I have planned to leave.  Many times.  In the worst of them, I’ve fantasized about slitting my wrists under the massive table in the board room during a staff meeting just to see if I could bleed out unnoticed before the meeting adjourned.  I assume I would just look like I was dozing off, as the interns are wont to do.  It should be noted before I go further, I suppose, that I am not in any way suicidal.  I don’t want to die;  I just want to be melodramatic.

Lately I don’t even bother with the theatrics though.  I no longer envision myself jumping out of my 15th story window or throwing my letter opener like the secret weapon of a white-collar ninja and stabbing whomever has most recently pissed me off through the heart.  I no longer make puppets out of my brown paper lunch bags, naming them with such clever monikers as “Betsy Quitsy” and rehearsing my resignation with them.  (I do still occasionally try to drum up the most audacious resignation letters possible, though.  Since I’ve read that one should always keep them as brief and to the point as possible, the current champion is as follows: “To whom it may concern: Peace out.

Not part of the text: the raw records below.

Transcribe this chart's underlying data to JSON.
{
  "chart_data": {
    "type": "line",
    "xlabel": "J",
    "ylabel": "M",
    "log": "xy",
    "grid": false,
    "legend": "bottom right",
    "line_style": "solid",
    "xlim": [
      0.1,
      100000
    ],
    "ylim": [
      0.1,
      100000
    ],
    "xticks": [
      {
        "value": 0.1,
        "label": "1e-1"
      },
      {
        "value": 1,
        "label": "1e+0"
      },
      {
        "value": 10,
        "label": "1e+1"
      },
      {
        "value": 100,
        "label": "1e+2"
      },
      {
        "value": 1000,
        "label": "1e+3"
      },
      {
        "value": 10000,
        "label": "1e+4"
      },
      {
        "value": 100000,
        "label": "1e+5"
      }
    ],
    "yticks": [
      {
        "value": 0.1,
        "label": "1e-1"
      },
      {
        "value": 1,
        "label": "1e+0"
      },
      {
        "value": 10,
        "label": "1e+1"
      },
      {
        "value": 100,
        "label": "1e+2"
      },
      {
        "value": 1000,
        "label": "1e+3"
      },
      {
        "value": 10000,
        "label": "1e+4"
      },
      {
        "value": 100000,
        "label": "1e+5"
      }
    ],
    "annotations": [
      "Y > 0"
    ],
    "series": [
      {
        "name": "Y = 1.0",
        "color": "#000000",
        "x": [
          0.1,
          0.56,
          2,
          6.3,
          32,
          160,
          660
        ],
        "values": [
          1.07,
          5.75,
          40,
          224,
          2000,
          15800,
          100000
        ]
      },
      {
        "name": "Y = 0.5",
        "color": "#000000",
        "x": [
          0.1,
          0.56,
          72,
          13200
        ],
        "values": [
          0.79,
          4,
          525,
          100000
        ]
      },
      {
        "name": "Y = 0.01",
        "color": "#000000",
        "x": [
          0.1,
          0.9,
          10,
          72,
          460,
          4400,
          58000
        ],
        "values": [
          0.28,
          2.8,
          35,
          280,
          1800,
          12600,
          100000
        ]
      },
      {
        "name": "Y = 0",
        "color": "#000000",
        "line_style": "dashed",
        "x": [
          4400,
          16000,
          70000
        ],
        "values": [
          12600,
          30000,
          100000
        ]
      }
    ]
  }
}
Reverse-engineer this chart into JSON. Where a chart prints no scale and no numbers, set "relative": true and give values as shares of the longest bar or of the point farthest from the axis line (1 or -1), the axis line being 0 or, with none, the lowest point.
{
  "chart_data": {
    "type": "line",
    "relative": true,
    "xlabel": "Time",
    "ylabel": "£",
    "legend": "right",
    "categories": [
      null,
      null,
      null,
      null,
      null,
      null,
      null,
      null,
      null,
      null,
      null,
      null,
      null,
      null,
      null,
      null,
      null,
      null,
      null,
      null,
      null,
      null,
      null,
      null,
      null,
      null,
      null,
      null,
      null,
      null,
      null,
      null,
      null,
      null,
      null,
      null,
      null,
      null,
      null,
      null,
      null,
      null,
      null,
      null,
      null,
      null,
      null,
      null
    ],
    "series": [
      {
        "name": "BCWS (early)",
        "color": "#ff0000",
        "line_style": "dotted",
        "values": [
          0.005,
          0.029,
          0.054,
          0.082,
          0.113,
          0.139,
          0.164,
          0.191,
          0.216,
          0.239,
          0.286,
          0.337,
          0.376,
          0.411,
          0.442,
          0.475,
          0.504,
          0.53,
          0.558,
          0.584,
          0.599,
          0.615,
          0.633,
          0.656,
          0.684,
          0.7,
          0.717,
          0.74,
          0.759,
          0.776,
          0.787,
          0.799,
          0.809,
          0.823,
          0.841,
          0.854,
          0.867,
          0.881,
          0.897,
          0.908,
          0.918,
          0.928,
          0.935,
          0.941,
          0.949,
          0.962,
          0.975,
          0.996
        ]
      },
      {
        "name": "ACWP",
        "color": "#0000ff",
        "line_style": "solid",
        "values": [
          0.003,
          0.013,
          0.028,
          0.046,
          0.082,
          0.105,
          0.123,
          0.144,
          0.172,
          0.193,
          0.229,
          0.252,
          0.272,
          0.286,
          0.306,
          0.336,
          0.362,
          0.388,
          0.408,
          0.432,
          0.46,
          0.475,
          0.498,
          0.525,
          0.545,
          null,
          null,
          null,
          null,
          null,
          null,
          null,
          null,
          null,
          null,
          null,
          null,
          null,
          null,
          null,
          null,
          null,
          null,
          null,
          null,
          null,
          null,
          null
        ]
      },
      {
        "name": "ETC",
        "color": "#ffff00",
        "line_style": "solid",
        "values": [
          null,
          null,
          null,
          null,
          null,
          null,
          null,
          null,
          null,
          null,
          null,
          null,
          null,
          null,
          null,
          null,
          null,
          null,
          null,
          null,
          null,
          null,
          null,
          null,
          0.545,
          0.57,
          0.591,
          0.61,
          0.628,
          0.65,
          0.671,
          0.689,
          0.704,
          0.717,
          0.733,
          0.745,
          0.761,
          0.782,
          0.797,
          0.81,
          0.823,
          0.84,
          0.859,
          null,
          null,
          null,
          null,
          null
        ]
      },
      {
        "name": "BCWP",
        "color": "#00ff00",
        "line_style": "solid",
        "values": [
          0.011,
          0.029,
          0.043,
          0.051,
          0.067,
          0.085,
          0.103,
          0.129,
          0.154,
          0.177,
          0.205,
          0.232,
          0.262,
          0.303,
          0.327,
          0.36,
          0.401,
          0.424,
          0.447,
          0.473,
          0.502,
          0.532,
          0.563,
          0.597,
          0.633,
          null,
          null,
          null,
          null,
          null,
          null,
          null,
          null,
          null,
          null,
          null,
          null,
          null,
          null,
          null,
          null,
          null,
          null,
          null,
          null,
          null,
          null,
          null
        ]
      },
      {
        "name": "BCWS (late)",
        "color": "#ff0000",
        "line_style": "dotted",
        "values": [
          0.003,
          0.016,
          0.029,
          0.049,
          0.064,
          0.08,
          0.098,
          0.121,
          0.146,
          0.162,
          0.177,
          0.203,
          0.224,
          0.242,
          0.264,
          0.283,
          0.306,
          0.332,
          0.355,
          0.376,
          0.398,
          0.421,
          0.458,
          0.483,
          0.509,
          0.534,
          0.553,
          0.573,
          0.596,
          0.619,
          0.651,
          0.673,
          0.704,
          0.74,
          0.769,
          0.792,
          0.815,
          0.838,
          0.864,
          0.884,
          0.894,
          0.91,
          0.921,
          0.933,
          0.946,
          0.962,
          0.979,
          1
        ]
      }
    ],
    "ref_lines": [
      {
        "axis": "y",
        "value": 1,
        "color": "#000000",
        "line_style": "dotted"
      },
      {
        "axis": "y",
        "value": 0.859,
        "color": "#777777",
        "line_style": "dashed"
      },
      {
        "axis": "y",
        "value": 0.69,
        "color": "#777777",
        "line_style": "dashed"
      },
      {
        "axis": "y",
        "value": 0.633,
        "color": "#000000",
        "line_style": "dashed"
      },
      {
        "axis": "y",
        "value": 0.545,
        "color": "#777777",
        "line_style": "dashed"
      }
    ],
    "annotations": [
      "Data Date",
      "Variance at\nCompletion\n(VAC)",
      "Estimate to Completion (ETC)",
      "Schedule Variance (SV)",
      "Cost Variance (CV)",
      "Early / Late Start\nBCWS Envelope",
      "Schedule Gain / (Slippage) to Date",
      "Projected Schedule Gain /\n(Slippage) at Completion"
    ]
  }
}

XOXO.”)

Just today I considered that I might be well served to set aside what my boyfriend lovingly refers to as my “control freak need for instant closure” in order to meet the dual goals of (a) furthering social science, and (b) collecting more paychecks.  I’ve decided that were I to quit tomorrow, I would write the above on a Post-It and stick it to the docking station in the cubicle that Boss never inhabits, as he is above cubicles and spends his brief and infrequent visits to town camped out in a conference room, pre-scheduled meetings of the daily inhabitants of our floor be damned.  I would then pack up my personal effects, leave my laptop and Blackberry with a trusted (former) colleague, and go home, where I would fortnightly check my bank account to see how many more paychecks would be direct deposited to my account before Boss finally got hip to my absence and called HR.

Peer review being a critical component of any legitimate experiment, I’ve of course taken bets from my co-workers as to how many of these unearned checks I would receive.  The general consensus is 3-4, or 6-8 weeks, if you don’t feel like doing the math.  This seems reasonable, if perhaps a touch conservative.  I feel certain that if I kept the Blackberry and periodically replied to his sporadic and nonsensical emails, I could carry on this ruse for months on end.  Sadly, I’m too ethical to steal the phone.  And also, reading email in even the most cursory of fashions would defeat the purpose and skew the results, invalidating both the moral and scientific grounds of the exercise.

Since I am basically All Talk on this and most every topic, in actuality I will continue going to work five days a week for eight to ten hours a day, collecting my paycheck, amassing my sick days, and enjoying my dental insurance with twice-yearly cleanings.  For now.

I will also continue to schedule meetings with professors in each of several departments and schools locally which I am considering for my eventual re-entry to academia.  I will cancel work meetings to attend mid-day office hours without taking any time off and will feel positively decadent in so doing.  Because I do have senioritis, and I need to treat it with some action toward a new future.

Because I’m tired of being All Talk.